The Central nervous system, this transfer’s information all around the body to and from the peripheral nervous system. > Spinal cord: This receives and transmits information to and from the brain for example, pain. > Brain: This is the control center of the body, it maintains higher life involved functions such as receiving and processing information. Neurons handover chemicals across their synaptic gab to transfer messages around the body for example, ‘take your hand away, it’s too hot!’ or ‘laugh, it’s funny!’ There are different types of neurotransmitters for instance the serotonin, for a stable mood an inadequate amount of serotonin is required; this avoids any unnecessary neurotransmitters firing inside the brain. Another type of a neurotransmitter is dopamine, which basically supports you with depression and focus.

Theorists tested this by using twins. Monozygotic is twins that are completely identical and have 100 percent of the same DNA, monozygotic twins are developed when a fertilized egg splits into two. Whereas Dizygotic twins are un-identical, these type of twins are developed when two separate eggs are released and both fertilized, they only share 50 percent of the same DNA which is similar to brothers and sisters. Bouchard explored the Minnesota twin study which was about twins that were separated at birth and raised in different families.

He discovered that separated identical twins seemed to have a fair chance of being similar in terms of personality, interests and attitudes. Theorists believed that any difference between twins is completely due the environment. An example of this would be the ‘Jim twins’. They were adopted at the age of four weeks by two separate families that were unknown to each other. When the twins were 39 years of age the Jim twins had met each other and discovered that they were very similar as they:
Both married a woman named Betty and divorced a woman called Linda.
Both have an adopted brother called Larry.
Both named their pet dog Toy.
Both was poor at spelling however was good at math’s.
Both did carpentry, mechanical drawing and block lettering.
Both suffered from headaches at the age of eighteen.
Both gained ten pounds at the same time and weighed one hundred and eighty pounds. Also both were six feet tall. Lastly one named his first child James Allan and the other name his first child James Alan.

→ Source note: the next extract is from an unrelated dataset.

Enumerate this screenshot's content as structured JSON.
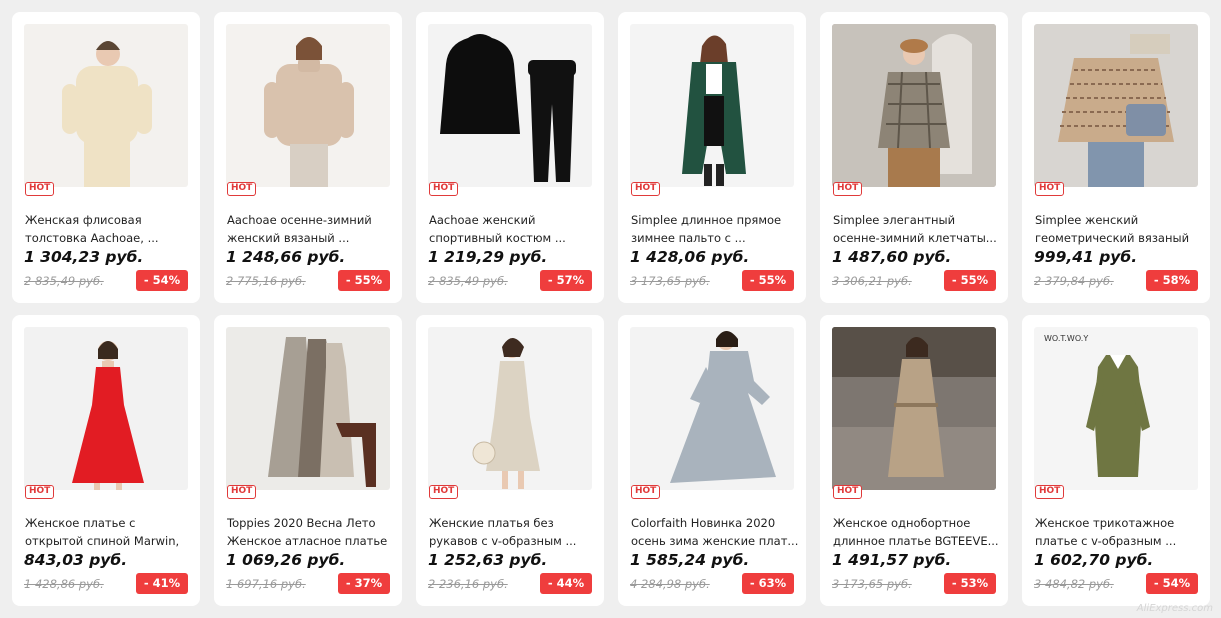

The maturation theory was influenced by genetics and environments. It is referred as the way we develop gradually over time. The brain needs to have fully developed every stage before having the ability to use the nervous system and skills. This perspective is nature as you are born with your brain instantly developing which I believe is a good thing because it provides us with abilities we need. This is a strength because they have considered to look at how people’s genetics, brain structure and nerves might affect their behaviour however its weakness is that they haven’t taken account of peoples upbringing, experiences, environment and religion.

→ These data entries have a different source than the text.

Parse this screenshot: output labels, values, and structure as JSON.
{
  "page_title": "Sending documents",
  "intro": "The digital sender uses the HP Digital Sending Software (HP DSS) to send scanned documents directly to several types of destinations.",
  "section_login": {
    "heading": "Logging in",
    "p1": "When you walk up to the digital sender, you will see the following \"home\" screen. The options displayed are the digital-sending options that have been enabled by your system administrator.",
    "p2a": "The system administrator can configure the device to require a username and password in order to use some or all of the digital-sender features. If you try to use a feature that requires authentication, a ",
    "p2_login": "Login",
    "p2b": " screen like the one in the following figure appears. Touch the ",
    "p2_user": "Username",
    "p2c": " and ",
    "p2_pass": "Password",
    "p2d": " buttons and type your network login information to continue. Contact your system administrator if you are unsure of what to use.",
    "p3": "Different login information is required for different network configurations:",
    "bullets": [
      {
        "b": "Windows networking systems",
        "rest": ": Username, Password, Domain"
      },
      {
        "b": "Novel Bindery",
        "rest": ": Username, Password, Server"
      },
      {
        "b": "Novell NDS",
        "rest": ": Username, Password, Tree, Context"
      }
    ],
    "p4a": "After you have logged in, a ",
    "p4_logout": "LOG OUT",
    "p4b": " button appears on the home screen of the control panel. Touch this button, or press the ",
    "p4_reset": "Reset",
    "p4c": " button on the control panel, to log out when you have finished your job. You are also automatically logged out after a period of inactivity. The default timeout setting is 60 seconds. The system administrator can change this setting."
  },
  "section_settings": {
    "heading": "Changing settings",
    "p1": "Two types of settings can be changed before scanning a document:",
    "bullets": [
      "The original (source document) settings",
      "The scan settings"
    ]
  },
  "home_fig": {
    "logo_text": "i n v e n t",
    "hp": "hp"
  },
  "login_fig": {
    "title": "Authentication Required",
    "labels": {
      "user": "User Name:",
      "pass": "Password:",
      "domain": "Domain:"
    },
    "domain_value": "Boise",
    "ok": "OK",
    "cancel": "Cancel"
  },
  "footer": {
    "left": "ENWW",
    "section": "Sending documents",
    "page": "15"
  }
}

It is scientific because genes were studied; I believe this is a good thing because it gives scientific reliable evidence of the biological approach and it can be repeated to see if the results are accurate. However it lacks depth and does not take account of people’s feelings. Lastly it is tested on groups; I believe that testing on groups is a good idea because it gives accurate evidence however, you cannot generalize the results because not everyone will act in the same way as everyone’s behaviour is unique.